Trinta e três milhões de brasileiros passam fome no país — um aumento de 14 milhões em relação ao contingente de 19 milhões estimado em 2020. O trágico retrocesso foi constatado pelo Segundo Inquérito Nacional sobre Insegurança Alimentar no Contexto da Pandemia da Covid-19, produzido pela Rede Brasileira de Pesquisa em Soberania e Segurança Alimentar e Nutricional (Rede Penssan), divulgado ontem pela Oxfam, organização não governamental. Os dados foram coletados entre novembro de 2021 e abril último, nos perímetros urbano e rural, em todas as cinco regiões do país.
De acordo com o estudo, na média nacional, três em cada 10 famílias, diariamente, enfrentam a incerteza quanto ao acesso a alimentos. O Nordeste ocupa a primeira posição, com 33% da população em situação de insegurança alimentar, seguido pelas regiões Norte, onde essa chaga afeta 28% das pessoas, e o Sudeste, com 16%. O drama tem menor impacto no Centro-Oeste (16%) e no Sul (12%).
Em 2014, o Brasil comemorou a sua exclusão do Mapa Mundial da Fome, produzido pela Organização das Nações Unidas para a Alimentação e a Agricultura (FAO). Mas a tendência de erradicação da miséria no país não durou muito. A crise econômica, considerada uma das mais profundas do país, entre 2015 e 2016, interrompeu o avanço. Em 2017, as organizações da sociedade civil identificaram a necessidade de reorganizar o Natal sem Fome, inspiradas no legado do então sociólogo Herbert José de Sousa, o Betinho, ativista dos direitos humanos, que concebeu o projeto Ação da Cidadania contra a Fome, a Miséria e pela Vida.
O Conselho Nacional de Segurança Alimentar e Nutricional (Consea), criado em 1994, foi extinto em janeiro de 2019. O colegiado, com participação paritária entre representantes da sociedade civil e governo federal, orientava as políticas voltadas ao combate à fome e à miséria, em nível nacional. Em seu lugar, ficou um vácuo. Em consequência, não ocorreu nenhum planejamento para dar sequência ao enfrentamento da fome.

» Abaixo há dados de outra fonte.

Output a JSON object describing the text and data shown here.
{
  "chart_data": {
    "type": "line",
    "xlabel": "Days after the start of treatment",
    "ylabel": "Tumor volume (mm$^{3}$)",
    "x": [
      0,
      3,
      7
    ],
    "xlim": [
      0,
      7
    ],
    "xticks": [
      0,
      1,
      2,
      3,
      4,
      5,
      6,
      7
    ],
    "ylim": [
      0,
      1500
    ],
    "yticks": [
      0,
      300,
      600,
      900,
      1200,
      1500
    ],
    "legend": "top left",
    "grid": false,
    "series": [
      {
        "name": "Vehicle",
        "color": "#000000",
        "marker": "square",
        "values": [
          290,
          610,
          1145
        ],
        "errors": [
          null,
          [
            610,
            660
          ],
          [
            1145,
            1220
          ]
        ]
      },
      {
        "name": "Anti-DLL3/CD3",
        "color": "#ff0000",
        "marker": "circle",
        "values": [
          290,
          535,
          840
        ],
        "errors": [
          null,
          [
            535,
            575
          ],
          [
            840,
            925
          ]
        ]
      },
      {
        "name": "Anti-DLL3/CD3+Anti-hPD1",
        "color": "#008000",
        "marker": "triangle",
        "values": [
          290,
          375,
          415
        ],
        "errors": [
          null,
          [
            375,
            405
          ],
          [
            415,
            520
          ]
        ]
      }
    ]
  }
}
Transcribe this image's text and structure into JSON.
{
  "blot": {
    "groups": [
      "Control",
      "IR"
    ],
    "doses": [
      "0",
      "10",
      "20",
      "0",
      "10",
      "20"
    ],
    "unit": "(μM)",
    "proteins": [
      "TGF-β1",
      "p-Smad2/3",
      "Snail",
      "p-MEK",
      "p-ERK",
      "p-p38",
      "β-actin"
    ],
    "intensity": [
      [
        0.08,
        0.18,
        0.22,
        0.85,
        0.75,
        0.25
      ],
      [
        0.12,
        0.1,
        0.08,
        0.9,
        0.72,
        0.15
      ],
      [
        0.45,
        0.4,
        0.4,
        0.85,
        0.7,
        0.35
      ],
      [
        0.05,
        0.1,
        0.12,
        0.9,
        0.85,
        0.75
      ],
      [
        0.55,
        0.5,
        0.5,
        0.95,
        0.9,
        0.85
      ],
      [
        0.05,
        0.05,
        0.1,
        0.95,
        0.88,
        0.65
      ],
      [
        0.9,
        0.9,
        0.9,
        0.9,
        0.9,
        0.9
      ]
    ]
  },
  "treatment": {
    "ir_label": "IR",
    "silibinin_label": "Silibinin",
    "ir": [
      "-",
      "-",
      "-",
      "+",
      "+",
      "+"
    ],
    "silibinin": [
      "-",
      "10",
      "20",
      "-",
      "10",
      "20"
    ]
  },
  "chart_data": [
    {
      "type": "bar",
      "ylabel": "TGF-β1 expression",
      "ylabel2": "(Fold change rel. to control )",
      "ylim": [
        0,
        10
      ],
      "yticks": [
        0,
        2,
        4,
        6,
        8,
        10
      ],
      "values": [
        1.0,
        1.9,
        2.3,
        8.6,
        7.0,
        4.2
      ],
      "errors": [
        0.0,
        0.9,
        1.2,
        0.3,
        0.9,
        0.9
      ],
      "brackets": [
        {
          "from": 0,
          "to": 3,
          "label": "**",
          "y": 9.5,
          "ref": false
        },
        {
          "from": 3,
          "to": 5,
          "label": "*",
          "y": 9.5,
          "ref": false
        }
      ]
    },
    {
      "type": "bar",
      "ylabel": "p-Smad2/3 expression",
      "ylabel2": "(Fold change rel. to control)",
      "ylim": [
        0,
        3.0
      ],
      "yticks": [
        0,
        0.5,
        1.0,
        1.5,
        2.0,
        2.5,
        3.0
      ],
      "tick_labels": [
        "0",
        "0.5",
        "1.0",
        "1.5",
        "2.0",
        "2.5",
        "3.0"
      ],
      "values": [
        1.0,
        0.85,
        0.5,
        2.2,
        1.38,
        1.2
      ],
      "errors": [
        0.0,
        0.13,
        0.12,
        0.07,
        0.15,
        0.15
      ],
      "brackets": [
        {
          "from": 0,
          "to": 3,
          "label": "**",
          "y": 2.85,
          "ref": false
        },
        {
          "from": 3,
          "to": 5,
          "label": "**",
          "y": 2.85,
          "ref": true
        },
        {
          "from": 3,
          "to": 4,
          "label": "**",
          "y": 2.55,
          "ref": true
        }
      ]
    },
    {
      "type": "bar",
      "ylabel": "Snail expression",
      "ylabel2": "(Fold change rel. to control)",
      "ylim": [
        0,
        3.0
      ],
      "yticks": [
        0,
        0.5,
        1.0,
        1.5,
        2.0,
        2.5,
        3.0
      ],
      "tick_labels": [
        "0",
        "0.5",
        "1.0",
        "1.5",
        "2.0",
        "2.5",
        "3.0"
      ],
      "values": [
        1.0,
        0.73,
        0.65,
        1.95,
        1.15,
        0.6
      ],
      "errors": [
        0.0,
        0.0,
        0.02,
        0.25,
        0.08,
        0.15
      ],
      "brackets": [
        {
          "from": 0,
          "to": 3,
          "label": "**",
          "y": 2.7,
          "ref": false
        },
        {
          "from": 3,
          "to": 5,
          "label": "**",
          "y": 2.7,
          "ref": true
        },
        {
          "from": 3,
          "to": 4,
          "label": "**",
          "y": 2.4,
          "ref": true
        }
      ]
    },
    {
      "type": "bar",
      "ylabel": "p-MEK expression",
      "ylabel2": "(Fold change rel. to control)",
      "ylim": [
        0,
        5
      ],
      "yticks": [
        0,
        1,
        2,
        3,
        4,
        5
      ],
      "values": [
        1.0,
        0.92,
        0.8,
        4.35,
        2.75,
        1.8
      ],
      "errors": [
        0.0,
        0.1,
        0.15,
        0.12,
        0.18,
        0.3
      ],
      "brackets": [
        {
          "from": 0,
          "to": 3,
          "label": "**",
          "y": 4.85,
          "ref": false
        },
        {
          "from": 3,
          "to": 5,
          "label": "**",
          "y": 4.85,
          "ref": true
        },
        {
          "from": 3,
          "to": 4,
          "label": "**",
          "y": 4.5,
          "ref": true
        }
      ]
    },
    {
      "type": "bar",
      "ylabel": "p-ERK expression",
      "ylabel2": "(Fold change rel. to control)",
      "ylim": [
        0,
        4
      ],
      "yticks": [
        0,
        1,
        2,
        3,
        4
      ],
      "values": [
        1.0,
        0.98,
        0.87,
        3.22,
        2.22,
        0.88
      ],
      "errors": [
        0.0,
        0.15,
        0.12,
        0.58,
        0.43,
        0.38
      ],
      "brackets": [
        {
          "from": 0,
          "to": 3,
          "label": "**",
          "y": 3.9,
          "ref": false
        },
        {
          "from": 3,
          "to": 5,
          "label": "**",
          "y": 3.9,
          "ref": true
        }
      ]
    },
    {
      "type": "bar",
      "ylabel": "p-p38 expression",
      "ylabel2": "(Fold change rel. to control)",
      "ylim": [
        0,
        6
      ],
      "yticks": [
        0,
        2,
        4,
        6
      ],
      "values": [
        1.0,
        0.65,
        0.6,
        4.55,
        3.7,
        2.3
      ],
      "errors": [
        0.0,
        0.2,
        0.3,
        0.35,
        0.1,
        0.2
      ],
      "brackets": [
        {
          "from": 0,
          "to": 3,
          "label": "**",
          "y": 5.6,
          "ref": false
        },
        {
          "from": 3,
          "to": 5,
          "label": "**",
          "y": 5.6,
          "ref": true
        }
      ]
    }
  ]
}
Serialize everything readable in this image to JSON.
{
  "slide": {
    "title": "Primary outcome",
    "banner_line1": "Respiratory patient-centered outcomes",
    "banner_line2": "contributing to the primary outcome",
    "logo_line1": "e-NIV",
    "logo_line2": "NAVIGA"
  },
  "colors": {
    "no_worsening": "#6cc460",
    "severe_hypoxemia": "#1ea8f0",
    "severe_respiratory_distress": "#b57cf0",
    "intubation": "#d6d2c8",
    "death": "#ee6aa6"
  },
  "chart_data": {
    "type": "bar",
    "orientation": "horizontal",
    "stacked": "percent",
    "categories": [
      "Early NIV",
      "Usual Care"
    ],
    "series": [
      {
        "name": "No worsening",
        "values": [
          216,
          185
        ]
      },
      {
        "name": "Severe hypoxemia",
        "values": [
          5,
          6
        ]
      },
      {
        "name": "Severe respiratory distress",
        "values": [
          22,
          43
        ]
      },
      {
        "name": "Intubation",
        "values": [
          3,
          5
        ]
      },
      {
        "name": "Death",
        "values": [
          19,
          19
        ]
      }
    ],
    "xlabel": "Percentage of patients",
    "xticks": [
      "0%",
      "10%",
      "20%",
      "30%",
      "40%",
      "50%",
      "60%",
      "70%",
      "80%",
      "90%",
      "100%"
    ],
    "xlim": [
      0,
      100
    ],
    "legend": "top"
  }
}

A crise sanitária provocada pela covid-19 agravou drasticamente a situação, trazendo de volta as muitas mazelas sociais e econômicas, resultantes da ausência de políticas públicas eficazes para erradicá-las. Com a redução das atividades produtivas, entre 2020 e 2021, o desemprego aumentou, a renda per capita e familiar foi reduzida, e a fome e a miséria explodiram, chegando ao índice recorde, identificado pela Rede Penssan.
As medidas compensatórias, como o Auxílio Emergencial, aliviaram a crise, mas sequer passaram próximas de uma solução duradoura, assim como o Auxílio Brasil, com duração prevista até dezembro próximo, está longe de garantir a superação dos danos dessa calamidade. Para tornar pior o que era muito ruim, a inflação voltou a crescer e não consegue ser contida, apesar de todos os esforços do Banco Central. Resultado: o poder de compra das famílias está em queda vertiginosa, prejudicando, sobretudo, a aquisição de alimentos.
Vencer a batalha contra a fome e a miséria é um dos muitos desafios do atual e do próximo governo. A calamidade exige do Estado medidas urgentes contra o que pode ser considerado um descalabro. Em um país exaltado pela sua vocação de produzir alimentos, grande parte exportada para alimentar outros povos, revela-se inconcebível que quase um quarto da população se encontre em situação famélica.